@Nick Batzdorf said:
Only half à propos this thread, Bill Evans' version of "The Dolphin" is just freaky. It's one thing to play a complicated tune the way he does, but then he goes back and comes up with a great reharmonization for it on the fly. Humans aren't supposed to be able to do that.
Nick, there are so many great examples of that in my father's oeuvre. He was an enigma to be sure. It can be mind blowing.
Many times he said he was not naturally gifted. Not a freak of nature. That he practiced at least 8 hours a day every day of his life, and that what you hear as very complex and sophisticated was indeed the result of incredibly hard work. I witnessed this as a child, and my mother has told me the same.

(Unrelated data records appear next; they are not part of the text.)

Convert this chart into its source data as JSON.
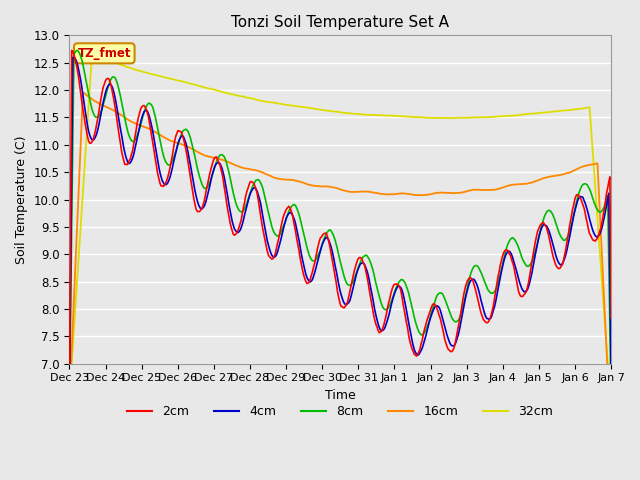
{
  "title": "Tonzi Soil Temperature Set A",
  "xlabel": "Time",
  "ylabel": "Soil Temperature (C)",
  "ylim": [
    7.0,
    13.0
  ],
  "yticks": [
    7.0,
    7.5,
    8.0,
    8.5,
    9.0,
    9.5,
    10.0,
    10.5,
    11.0,
    11.5,
    12.0,
    12.5,
    13.0
  ],
  "xtick_labels": [
    "Dec 23",
    "Dec 24",
    "Dec 25",
    "Dec 26",
    "Dec 27",
    "Dec 28",
    "Dec 29",
    "Dec 30",
    "Dec 31",
    "Jan 1",
    "Jan 2",
    "Jan 3",
    "Jan 4",
    "Jan 5",
    "Jan 6",
    "Jan 7"
  ],
  "series_colors": {
    "2cm": "#ff0000",
    "4cm": "#0000cc",
    "8cm": "#00bb00",
    "16cm": "#ff8800",
    "32cm": "#dddd00"
  },
  "background_color": "#e8e8e8",
  "plot_bg_color": "#e8e8e8",
  "grid_color": "#ffffff",
  "annotation_text": "TZ_fmet",
  "annotation_color": "#cc0000",
  "annotation_bg": "#ffffaa",
  "annotation_border": "#cc8800",
  "n_points": 480
}
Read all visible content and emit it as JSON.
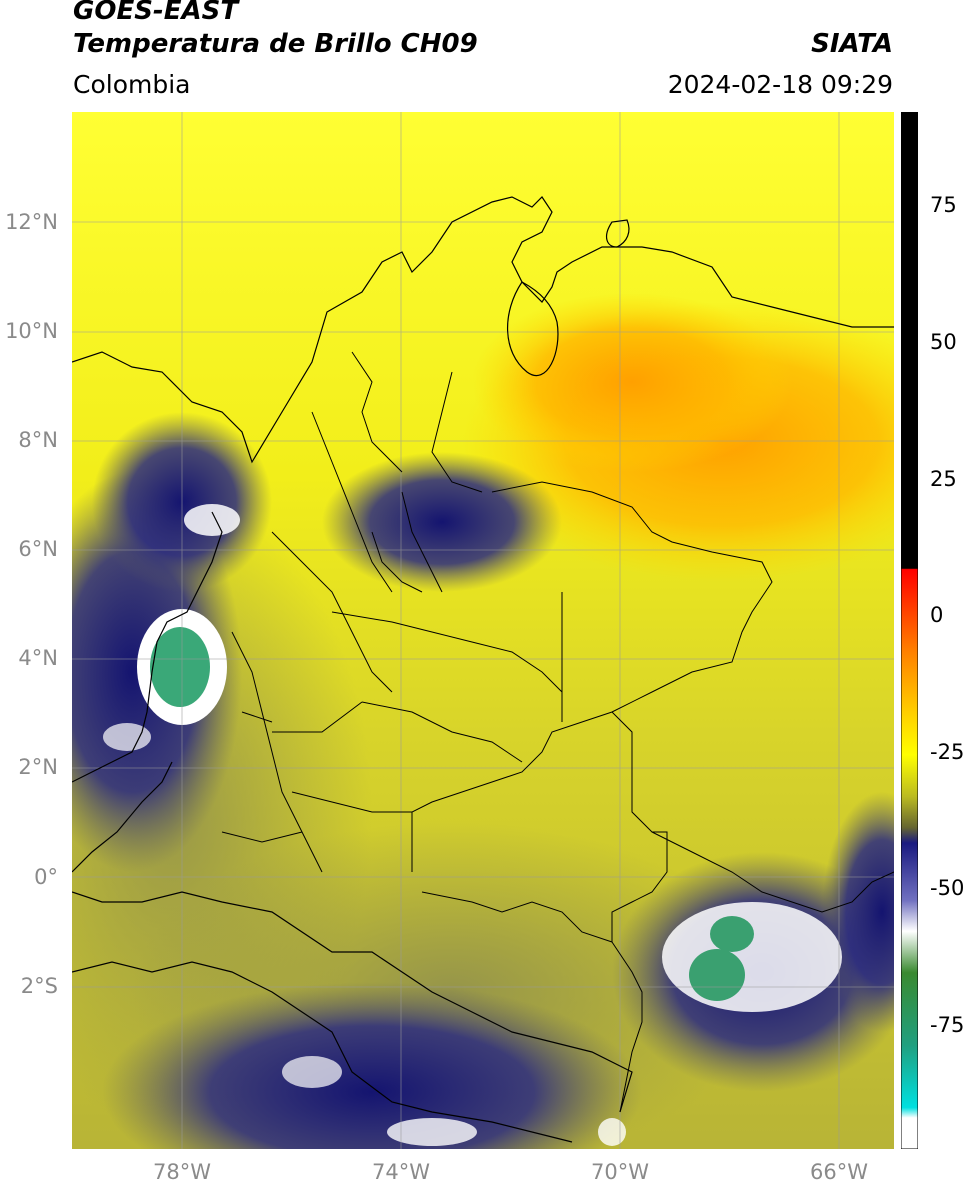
{
  "header": {
    "satellite": "GOES-EAST",
    "product": "Temperatura de Brillo CH09",
    "region": "Colombia",
    "agency": "SIATA",
    "datetime": "2024-02-18 09:29"
  },
  "map": {
    "lat_range": [
      -5.0,
      14.0
    ],
    "lon_range": [
      -80.0,
      -65.0
    ],
    "lat_ticks": [
      {
        "value": 12,
        "label": "12°N"
      },
      {
        "value": 10,
        "label": "10°N"
      },
      {
        "value": 8,
        "label": "8°N"
      },
      {
        "value": 6,
        "label": "6°N"
      },
      {
        "value": 4,
        "label": "4°N"
      },
      {
        "value": 2,
        "label": "2°N"
      },
      {
        "value": 0,
        "label": "0°"
      },
      {
        "value": -2,
        "label": "2°S"
      }
    ],
    "lon_ticks": [
      {
        "value": -78,
        "label": "78°W"
      },
      {
        "value": -74,
        "label": "74°W"
      },
      {
        "value": -70,
        "label": "70°W"
      },
      {
        "value": -66,
        "label": "66°W"
      }
    ],
    "grid": true,
    "colors": {
      "warm": "#ffa500",
      "mid": "#ffff00",
      "cool": "#c2c230",
      "cold": "#1a1a80",
      "very_cold": "#ffffff",
      "coldest": "#3aa070"
    }
  },
  "colorbar": {
    "range": [
      -95,
      90
    ],
    "ticks": [
      {
        "value": 75,
        "label": "75"
      },
      {
        "value": 50,
        "label": "50"
      },
      {
        "value": 25,
        "label": "25"
      },
      {
        "value": 0,
        "label": "0"
      },
      {
        "value": -25,
        "label": "-25"
      },
      {
        "value": -50,
        "label": "-50"
      },
      {
        "value": -75,
        "label": "-75"
      }
    ]
  }
}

On a side note, it was rather touching for me to learn, after I chose film scoring as my passion in this life, in an interview with my father a year before his passing he was asked if there was anything he wanted to do besides Jazz ... He answered "I would like to get into scoring films." Talk about freaking me out. First of all, you have to understand that my interest in music was purely genetic. There was a piano in the house. My mother never pushed me at all. I naturally gravitated towards it, asked for lessons, wanted to have an hour lesson twice a week at the age of 7, which by 8 turned into 3 lessons per week, 1 hour theory, 1 hour Piano, and 1 hour Trumpet. I did not even know my father was a musician (or realize it per sey, make the connection), until I was about 10 years old. And yet the moment I turned 9, I heard some music in the film THE 39 STEPS by Alfred Hitchcock, and it was the first time I realized that movies had music in them. At that point I said "that is what I want to do with my life. Write music for movies." I got my first job at age 12. I got my first film at age 21. It was when I was 24 that I learned of what my father had said. It was 15 years of confirmation in a single instant, that I indeed was following in my father's footsteps. He died when I was 5. So it's just incredibly touching to have his "approval", in that sense.

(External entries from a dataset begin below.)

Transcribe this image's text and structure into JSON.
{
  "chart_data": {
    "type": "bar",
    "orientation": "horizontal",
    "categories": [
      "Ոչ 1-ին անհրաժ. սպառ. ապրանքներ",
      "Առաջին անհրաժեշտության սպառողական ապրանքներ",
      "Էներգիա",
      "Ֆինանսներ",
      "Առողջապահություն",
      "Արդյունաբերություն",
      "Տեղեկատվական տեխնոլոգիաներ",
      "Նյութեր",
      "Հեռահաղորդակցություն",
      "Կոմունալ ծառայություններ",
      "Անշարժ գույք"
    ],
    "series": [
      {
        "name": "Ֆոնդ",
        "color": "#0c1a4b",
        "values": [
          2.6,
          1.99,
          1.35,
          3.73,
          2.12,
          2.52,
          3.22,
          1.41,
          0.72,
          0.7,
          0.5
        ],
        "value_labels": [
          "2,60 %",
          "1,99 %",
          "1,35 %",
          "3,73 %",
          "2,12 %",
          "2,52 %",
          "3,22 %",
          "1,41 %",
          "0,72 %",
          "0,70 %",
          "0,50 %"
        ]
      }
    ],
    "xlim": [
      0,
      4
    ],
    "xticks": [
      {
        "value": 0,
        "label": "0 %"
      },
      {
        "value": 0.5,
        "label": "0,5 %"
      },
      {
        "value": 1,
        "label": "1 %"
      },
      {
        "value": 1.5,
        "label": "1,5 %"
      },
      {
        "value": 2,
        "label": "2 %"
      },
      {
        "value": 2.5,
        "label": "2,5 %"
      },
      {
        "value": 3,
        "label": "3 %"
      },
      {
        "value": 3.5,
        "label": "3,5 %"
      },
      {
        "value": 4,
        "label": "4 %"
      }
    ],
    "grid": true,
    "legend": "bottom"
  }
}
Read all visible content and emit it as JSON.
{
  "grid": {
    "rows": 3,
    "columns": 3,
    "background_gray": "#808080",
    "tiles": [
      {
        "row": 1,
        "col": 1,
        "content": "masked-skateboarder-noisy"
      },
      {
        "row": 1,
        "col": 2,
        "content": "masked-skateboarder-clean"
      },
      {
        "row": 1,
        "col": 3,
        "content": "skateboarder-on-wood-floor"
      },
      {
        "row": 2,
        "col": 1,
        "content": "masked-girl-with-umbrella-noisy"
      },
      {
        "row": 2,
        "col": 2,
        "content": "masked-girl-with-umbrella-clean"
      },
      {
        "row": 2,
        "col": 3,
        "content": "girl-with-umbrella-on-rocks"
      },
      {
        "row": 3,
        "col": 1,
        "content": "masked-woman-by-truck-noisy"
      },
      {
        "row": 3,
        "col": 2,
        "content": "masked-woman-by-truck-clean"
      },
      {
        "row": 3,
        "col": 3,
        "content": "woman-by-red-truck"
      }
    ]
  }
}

Anyway, alas I rambled on.
Basically I just wanted to say, that as a musician, an artist, I think he was much more than most people realize, and that music at that level is not an accident, improvised, or universally accepted without intending to do so.

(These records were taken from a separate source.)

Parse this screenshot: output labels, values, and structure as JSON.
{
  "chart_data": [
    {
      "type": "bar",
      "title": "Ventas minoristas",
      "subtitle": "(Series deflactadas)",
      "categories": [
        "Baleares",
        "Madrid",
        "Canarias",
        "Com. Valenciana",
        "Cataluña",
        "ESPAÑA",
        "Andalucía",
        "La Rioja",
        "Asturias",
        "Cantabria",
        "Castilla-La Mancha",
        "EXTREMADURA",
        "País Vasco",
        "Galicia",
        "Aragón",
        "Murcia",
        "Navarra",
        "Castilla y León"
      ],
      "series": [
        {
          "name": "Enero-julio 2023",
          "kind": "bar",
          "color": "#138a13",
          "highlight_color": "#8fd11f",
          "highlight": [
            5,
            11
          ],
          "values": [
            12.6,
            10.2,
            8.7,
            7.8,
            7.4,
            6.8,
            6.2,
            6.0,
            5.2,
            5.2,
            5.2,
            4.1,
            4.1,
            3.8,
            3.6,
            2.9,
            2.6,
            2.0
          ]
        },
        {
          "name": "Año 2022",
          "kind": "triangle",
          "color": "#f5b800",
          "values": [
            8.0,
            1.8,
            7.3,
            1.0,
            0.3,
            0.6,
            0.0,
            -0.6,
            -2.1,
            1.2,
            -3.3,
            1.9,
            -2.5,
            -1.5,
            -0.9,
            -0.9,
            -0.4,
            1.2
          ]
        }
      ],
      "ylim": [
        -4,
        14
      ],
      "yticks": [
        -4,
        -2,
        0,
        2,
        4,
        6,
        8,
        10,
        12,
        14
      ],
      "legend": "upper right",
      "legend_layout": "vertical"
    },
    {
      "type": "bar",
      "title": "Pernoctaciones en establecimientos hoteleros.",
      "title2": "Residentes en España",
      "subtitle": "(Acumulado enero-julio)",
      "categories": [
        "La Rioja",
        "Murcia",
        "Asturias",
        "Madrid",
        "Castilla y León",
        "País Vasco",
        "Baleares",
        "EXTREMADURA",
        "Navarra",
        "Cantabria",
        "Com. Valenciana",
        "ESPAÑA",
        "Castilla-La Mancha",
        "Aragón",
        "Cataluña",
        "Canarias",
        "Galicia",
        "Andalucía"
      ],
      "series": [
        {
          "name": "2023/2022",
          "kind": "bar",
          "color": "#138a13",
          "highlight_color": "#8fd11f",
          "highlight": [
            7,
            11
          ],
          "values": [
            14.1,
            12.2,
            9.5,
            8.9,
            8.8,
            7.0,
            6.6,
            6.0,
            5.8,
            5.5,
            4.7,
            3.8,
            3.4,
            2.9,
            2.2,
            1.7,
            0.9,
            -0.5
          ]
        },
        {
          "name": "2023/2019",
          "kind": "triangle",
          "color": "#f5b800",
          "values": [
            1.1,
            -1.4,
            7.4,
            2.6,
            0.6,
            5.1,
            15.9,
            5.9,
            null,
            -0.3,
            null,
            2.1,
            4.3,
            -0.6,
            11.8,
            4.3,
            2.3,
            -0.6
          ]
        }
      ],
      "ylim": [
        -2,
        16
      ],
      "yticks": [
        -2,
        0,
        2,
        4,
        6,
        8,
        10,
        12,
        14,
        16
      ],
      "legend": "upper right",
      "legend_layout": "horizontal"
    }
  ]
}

How many of you have decided that your contribution deserves 8 hours of fortification through practice every day of your life? That is dedication of the highest. And it is very inspiring, at least to me.
Evan Evans
P.S. By the way, i recognize and love my father's music, completely unbiased from the fact that he was my father. I can assure you of this, since I disliked Jazz music for most of my life. It certainly was not something that was drilled into me. I discovered my father just like the rest of you ... through his music. And most people I meet in his circles, knew him better than I did. Yet, I consider him to be a genius of the 20th Century, as was Bernard Herrmann who wrote in pen and did not make mistakes.